Train Generative Adversarial Network (GAN)

This example shows how to train a generative adversarial network (GAN) to generate images.

A generative adversarial network (GAN) is a type of deep learning network that can generate data with similar characteristics as the input training data.

A GAN consists of two networks that train together:

  1. The generator - Given a vector or random values as input, this network generates data with the same structure as the training data.

  2. The discriminator - Given batches of data containing observations from both the training data, and generated data from the generator, this network attempts to classify the observations as "real" or "generated".

To train a GAN, train both networks simultaneously to maximize the performance of both:

  • Train the generator to generate data that "fools" the discriminator.

  • Train the discriminator to distinguish between real and generated data.

To maximize the performance of the generator, maximize the loss of the discriminator when given generated data. That is, the objective of the generator is to generate data that the discriminator classifies as "real".

To maximize the performance of the discriminator, minimize the loss of the discriminator when given batches of both real and generated data. That is, the objective of the discriminator is to not be "fooled" by the generator.
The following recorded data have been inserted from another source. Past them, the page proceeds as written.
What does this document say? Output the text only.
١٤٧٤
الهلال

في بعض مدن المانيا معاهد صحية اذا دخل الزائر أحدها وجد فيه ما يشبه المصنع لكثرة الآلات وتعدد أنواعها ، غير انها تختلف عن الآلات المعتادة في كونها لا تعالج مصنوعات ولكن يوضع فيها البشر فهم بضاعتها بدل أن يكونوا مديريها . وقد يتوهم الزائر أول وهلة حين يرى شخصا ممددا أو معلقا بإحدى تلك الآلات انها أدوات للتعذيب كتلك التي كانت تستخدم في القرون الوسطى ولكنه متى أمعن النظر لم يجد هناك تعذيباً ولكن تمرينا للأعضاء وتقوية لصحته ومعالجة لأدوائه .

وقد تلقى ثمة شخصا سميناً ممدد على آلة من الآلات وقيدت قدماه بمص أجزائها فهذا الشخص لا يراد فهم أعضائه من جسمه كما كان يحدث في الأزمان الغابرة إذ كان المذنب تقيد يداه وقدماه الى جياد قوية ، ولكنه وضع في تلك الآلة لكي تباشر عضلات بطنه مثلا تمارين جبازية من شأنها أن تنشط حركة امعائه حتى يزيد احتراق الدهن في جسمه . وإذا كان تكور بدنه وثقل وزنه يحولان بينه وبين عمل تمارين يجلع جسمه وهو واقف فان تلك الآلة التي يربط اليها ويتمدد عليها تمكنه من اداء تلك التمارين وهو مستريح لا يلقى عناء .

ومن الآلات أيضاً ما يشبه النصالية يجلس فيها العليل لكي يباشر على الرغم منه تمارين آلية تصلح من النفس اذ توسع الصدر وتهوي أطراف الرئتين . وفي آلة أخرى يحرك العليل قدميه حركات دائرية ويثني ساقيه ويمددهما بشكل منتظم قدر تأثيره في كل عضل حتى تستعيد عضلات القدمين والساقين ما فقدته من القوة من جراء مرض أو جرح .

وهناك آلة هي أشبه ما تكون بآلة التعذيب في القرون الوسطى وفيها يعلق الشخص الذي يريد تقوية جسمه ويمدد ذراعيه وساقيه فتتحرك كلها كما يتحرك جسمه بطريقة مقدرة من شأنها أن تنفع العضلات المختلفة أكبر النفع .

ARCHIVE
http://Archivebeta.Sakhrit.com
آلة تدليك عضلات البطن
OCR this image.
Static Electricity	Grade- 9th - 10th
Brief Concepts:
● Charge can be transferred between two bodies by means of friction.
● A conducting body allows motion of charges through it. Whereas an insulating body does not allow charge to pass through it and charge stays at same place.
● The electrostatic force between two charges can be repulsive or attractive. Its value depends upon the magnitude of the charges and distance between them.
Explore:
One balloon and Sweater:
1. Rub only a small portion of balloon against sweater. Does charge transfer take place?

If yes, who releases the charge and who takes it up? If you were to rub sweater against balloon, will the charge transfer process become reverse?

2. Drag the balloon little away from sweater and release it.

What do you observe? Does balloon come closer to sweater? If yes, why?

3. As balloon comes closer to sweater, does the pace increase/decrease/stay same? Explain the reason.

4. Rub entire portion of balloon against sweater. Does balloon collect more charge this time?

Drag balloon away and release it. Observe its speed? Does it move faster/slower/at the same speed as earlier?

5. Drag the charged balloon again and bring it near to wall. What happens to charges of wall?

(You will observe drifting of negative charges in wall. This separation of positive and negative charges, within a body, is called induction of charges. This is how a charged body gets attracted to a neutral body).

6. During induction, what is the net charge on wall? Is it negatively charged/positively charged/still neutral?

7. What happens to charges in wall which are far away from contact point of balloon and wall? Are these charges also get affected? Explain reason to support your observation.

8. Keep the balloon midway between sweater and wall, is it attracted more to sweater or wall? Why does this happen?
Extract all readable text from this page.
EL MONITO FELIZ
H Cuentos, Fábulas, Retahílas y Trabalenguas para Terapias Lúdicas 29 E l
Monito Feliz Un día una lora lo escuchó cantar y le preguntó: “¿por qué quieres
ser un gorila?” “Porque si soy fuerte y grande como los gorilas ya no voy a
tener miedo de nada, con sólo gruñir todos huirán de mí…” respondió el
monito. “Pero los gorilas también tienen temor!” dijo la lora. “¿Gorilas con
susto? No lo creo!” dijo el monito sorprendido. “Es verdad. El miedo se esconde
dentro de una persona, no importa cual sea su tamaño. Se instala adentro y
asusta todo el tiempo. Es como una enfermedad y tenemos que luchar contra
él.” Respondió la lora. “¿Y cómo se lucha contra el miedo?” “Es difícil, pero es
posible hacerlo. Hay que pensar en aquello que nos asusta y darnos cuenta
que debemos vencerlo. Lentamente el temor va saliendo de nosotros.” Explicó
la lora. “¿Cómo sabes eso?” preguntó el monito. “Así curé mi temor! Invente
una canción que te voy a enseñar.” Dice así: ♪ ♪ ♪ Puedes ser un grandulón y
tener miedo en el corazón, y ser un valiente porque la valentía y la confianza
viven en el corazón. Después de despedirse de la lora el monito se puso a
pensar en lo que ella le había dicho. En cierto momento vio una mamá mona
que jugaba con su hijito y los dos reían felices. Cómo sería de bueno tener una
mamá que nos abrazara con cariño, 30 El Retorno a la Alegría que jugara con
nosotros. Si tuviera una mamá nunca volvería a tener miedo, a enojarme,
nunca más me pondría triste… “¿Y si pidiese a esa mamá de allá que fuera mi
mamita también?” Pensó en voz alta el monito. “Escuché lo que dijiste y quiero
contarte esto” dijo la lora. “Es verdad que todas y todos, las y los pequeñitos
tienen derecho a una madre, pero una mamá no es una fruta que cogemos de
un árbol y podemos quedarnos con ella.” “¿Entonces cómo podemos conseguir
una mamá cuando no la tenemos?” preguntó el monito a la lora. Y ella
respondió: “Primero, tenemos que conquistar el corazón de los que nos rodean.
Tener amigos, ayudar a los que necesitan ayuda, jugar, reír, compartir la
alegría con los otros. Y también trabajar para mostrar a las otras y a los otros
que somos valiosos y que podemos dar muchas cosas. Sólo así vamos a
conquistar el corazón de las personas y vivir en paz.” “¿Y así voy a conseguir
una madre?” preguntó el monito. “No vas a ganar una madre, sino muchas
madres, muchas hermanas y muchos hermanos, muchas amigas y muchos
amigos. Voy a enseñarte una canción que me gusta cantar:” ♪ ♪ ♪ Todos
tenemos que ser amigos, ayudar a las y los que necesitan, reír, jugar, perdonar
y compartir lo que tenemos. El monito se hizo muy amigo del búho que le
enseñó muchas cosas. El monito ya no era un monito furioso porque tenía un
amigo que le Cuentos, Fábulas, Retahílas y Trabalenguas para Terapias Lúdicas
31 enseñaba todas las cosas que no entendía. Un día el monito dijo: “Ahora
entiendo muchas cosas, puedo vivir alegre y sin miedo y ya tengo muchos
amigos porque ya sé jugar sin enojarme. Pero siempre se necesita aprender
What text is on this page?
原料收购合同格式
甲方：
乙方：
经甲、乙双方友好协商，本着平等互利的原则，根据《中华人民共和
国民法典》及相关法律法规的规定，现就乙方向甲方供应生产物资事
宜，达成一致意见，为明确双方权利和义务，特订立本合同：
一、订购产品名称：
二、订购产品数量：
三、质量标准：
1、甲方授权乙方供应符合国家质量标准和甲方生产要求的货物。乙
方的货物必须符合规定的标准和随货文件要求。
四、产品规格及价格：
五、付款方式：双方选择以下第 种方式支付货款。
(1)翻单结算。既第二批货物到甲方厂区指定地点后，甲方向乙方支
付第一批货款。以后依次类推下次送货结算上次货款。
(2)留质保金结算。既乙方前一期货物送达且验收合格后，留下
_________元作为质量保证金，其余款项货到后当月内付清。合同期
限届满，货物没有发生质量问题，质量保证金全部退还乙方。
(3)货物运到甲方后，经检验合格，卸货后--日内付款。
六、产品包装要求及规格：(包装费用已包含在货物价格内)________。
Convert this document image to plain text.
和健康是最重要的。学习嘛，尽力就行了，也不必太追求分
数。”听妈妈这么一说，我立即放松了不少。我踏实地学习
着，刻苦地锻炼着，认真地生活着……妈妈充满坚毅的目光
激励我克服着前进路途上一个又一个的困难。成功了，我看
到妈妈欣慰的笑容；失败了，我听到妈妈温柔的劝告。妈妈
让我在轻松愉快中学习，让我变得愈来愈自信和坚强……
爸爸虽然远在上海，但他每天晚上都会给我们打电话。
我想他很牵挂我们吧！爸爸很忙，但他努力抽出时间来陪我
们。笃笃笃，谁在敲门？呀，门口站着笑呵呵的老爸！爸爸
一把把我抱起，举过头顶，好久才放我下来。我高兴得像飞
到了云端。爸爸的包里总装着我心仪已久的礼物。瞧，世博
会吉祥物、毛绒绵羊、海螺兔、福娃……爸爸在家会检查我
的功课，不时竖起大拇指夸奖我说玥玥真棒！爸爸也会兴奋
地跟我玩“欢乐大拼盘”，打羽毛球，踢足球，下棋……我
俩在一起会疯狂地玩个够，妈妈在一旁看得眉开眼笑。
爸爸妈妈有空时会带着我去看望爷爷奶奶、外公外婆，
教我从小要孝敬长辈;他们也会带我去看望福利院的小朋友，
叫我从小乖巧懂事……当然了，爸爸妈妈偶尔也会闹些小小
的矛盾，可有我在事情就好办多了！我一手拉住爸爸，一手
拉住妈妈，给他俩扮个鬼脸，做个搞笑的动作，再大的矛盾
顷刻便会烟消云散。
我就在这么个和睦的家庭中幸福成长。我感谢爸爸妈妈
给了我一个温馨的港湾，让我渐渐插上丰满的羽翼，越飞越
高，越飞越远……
Ideally, these strategies result in a generator that generates convincingly realistic data and a discriminator that has learned strong feature representations that are characteristic of the training data.

Load Training Data

Download and extract the Flowers dataset [1].

url = 'http://download.tensorflow.org/example_images/flower_photos.tgz';
downloadFolder = tempdir;
filename = fullfile(downloadFolder,'flower_dataset.tgz');

imageFolder = fullfile(downloadFolder,'flower_photos');
if ~exist(imageFolder,'dir')
    disp('Downloading Flower Dataset (218 MB)...')
    websave(filename,url);
    untar(filename,downloadFolder)
end

Create an image datastore containing the photos of sunflowers only.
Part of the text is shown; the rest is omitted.